Third resonance length frequency(which formula do i use?)

[supernova1203]

for 15 a) (question in attachment)

using given 0.54m i calculated L1

also after rearranging L1=λ/2 i got wavelength which is 1.08m

L2 = λ

and since the distance between all the resonant lengths is always the same, i just added 0.54 to length 2 to figure out length 3

which is L3=1.62m
my question is i can't seem to be able to find a formula for open ended column resonant frequencies for resonant length 3should i just use the universal wave equation? v=fλ

and re arrange and use f=v/λ

or is there a different equation for finding frequency of 3rd resonant length in open air columns?

how do i find the frequency for third resonant length?

 

[supernova1203]

On a side note, I am curious are there different formulas for resonant lengths and frequencies for open and closed end colums or are some of them the same and others different?
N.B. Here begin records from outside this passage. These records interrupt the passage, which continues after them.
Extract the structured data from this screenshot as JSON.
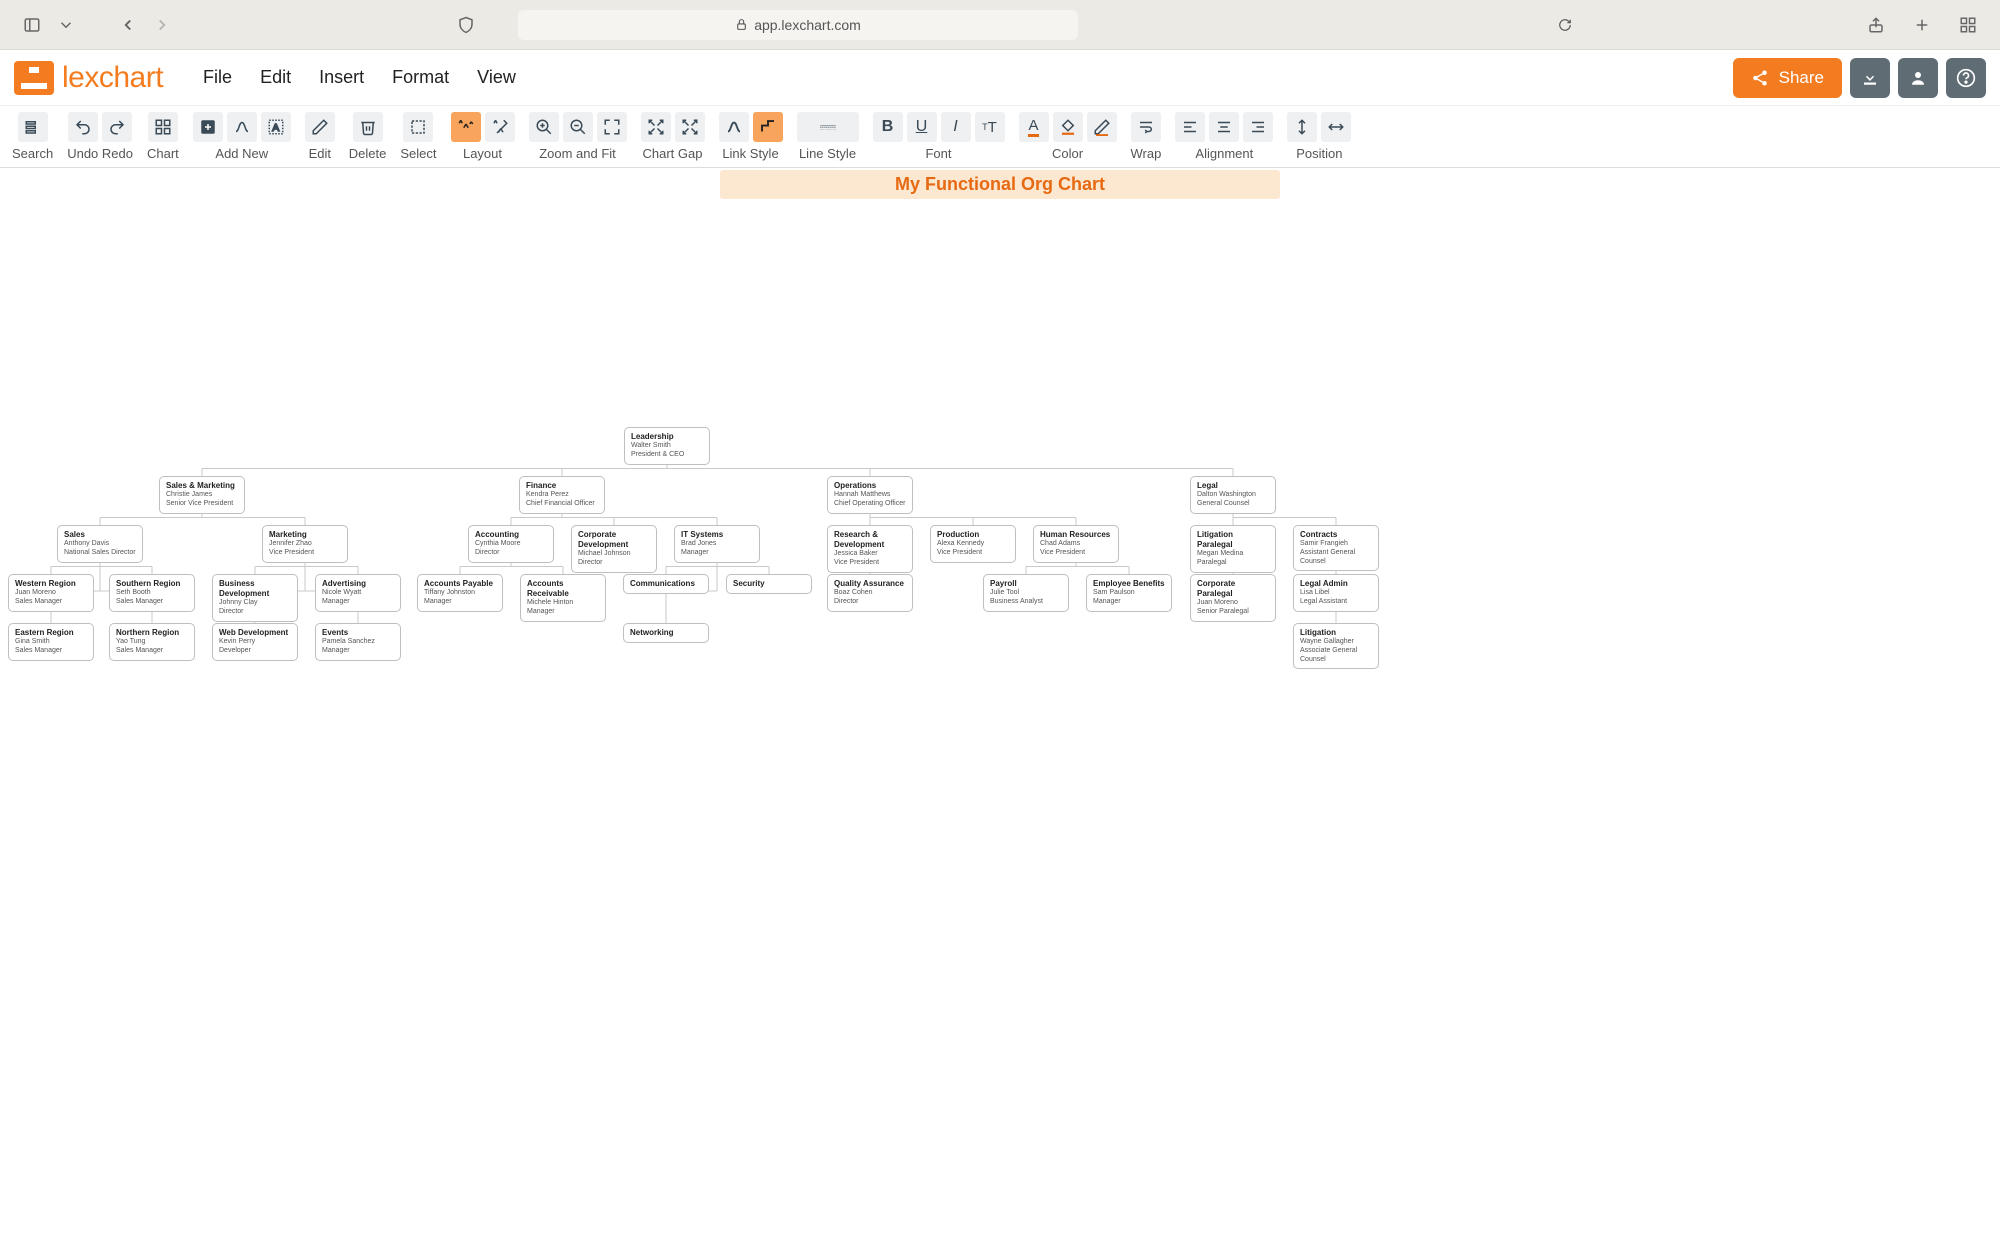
{
  "browser": {
    "url": "app.lexchart.com"
  },
  "app": {
    "menus": [
      "File",
      "Edit",
      "Insert",
      "Format",
      "View"
    ],
    "share_label": "Share"
  },
  "toolbar_labels": {
    "search": "Search",
    "undo_redo": "Undo Redo",
    "chart": "Chart",
    "add_new": "Add New",
    "edit": "Edit",
    "delete": "Delete",
    "select": "Select",
    "layout": "Layout",
    "zoom_fit": "Zoom and Fit",
    "chart_gap": "Chart Gap",
    "link_style": "Link Style",
    "line_style": "Line Style",
    "font": "Font",
    "color": "Color",
    "wrap": "Wrap",
    "alignment": "Alignment",
    "position": "Position"
  },
  "document": {
    "title": "My Functional Org Chart"
  },
  "chart_data": {
    "type": "tree",
    "root": {
      "title": "Leadership",
      "name": "Walter Smith",
      "role": "President & CEO",
      "children": [
        {
          "title": "Sales & Marketing",
          "name": "Christie James",
          "role": "Senior Vice President",
          "children": [
            {
              "title": "Sales",
              "name": "Anthony Davis",
              "role": "National Sales Director",
              "children": [
                {
                  "title": "Western Region",
                  "name": "Juan Moreno",
                  "role": "Sales Manager"
                },
                {
                  "title": "Southern Region",
                  "name": "Seth Booth",
                  "role": "Sales Manager"
                },
                {
                  "title": "Eastern Region",
                  "name": "Gina Smith",
                  "role": "Sales Manager"
                },
                {
                  "title": "Northern Region",
                  "name": "Yao Tung",
                  "role": "Sales Manager"
                }
              ]
            },
            {
              "title": "Marketing",
              "name": "Jennifer Zhao",
              "role": "Vice President",
              "children": [
                {
                  "title": "Business Development",
                  "name": "Johnny Clay",
                  "role": "Director"
                },
                {
                  "title": "Advertising",
                  "name": "Nicole Wyatt",
                  "role": "Manager"
                },
                {
                  "title": "Web Development",
                  "name": "Kevin Perry",
                  "role": "Developer"
                },
                {
                  "title": "Events",
                  "name": "Pamela Sanchez",
                  "role": "Manager"
                }
              ]
            }
          ]
        },
        {
          "title": "Finance",
          "name": "Kendra Perez",
          "role": "Chief Financial Officer",
          "children": [
            {
              "title": "Accounting",
              "name": "Cynthia Moore",
              "role": "Director",
              "children": [
                {
                  "title": "Accounts Payable",
                  "name": "Tiffany Johnston",
                  "role": "Manager"
                },
                {
                  "title": "Accounts Receivable",
                  "name": "Michele Hinton",
                  "role": "Manager"
                }
              ]
            },
            {
              "title": "Corporate Development",
              "name": "Michael Johnson",
              "role": "Director"
            },
            {
              "title": "IT Systems",
              "name": "Brad Jones",
              "role": "Manager",
              "children": [
                {
                  "title": "Communications"
                },
                {
                  "title": "Security"
                },
                {
                  "title": "Networking"
                }
              ]
            }
          ]
        },
        {
          "title": "Operations",
          "name": "Hannah Matthews",
          "role": "Chief Operating Officer",
          "children": [
            {
              "title": "Research & Development",
              "name": "Jessica Baker",
              "role": "Vice President",
              "children": [
                {
                  "title": "Quality Assurance",
                  "name": "Boaz Cohen",
                  "role": "Director"
                }
              ]
            },
            {
              "title": "Production",
              "name": "Alexa Kennedy",
              "role": "Vice President"
            },
            {
              "title": "Human Resources",
              "name": "Chad Adams",
              "role": "Vice President",
              "children": [
                {
                  "title": "Payroll",
                  "name": "Julie Tool",
                  "role": "Business Analyst"
                },
                {
                  "title": "Employee Benefits",
                  "name": "Sam Paulson",
                  "role": "Manager"
                }
              ]
            }
          ]
        },
        {
          "title": "Legal",
          "name": "Dalton Washington",
          "role": "General Counsel",
          "children": [
            {
              "title": "Litigation Paralegal",
              "name": "Megan Medina",
              "role": "Paralegal"
            },
            {
              "title": "Corporate Paralegal",
              "name": "Juan Moreno",
              "role": "Senior Paralegal"
            },
            {
              "title": "Contracts",
              "name": "Samir Frangieh",
              "role": "Assistant General Counsel",
              "children": [
                {
                  "title": "Legal Admin",
                  "name": "Lisa Libel",
                  "role": "Legal Assistant"
                },
                {
                  "title": "Litigation",
                  "name": "Wayne Gallagher",
                  "role": "Associate General Counsel"
                }
              ]
            }
          ]
        }
      ]
    }
  }
}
For instance are they the same for lengths but different for frequencies?

 

[supernova1203]

anyone?

 

[gash789]

I am confused as to your adding lengths, this may just by my understanding though. If I were to do this question then I would draw a diagram, importantly the open ends mean both ends must have nodes. So the first mode as you mentioned will have no nodes inside the pipe, therefore the wavelength will equal twice the length L=0.54 of the pipe.

The second will have one node in the centre, so will have a wavelength exactly equal to L, the third will have 2 nodes, evenly distributed. So you need to calculate the wavelength of this mode. And then to find the frequency use the wave equation as you suggested.

I think you have confused yourself, you write that L3=1.62m. Draw a sine wave with wavelength 1.62m inside a 0.52m tube and you will see what this does not make sense (high frequency means shorter wavelength).

On your side note a closed end mean you change the condition that the ends are nodes, in fact you can show a closed end must be an anti-node, so for the lowest order mode the wavelength is 4*L, but then the only modes which can exist are those for which the end is an anti-node so modes such as the third order mode will not work. You can test this by getting a role of wrapping paper and blowing in an end then blocking and unblocking the other end.

 

[asteriatic]

To find the frequency for the third resonant length, you can use the formula f = v/λ, where f is the frequency, v is the speed of the sound wave, and λ is the wavelength. In this case, v would be the speed of sound in air, which is approximately 343 m/s. The wavelength, λ, can be calculated using the formula λ = L3/2, where L3 is the third resonant length. So, the final formula would be f = 343/(1.62/2) = 343/0.81 = 423.45 Hz. This would give you the frequency for the third resonant length in an open air column.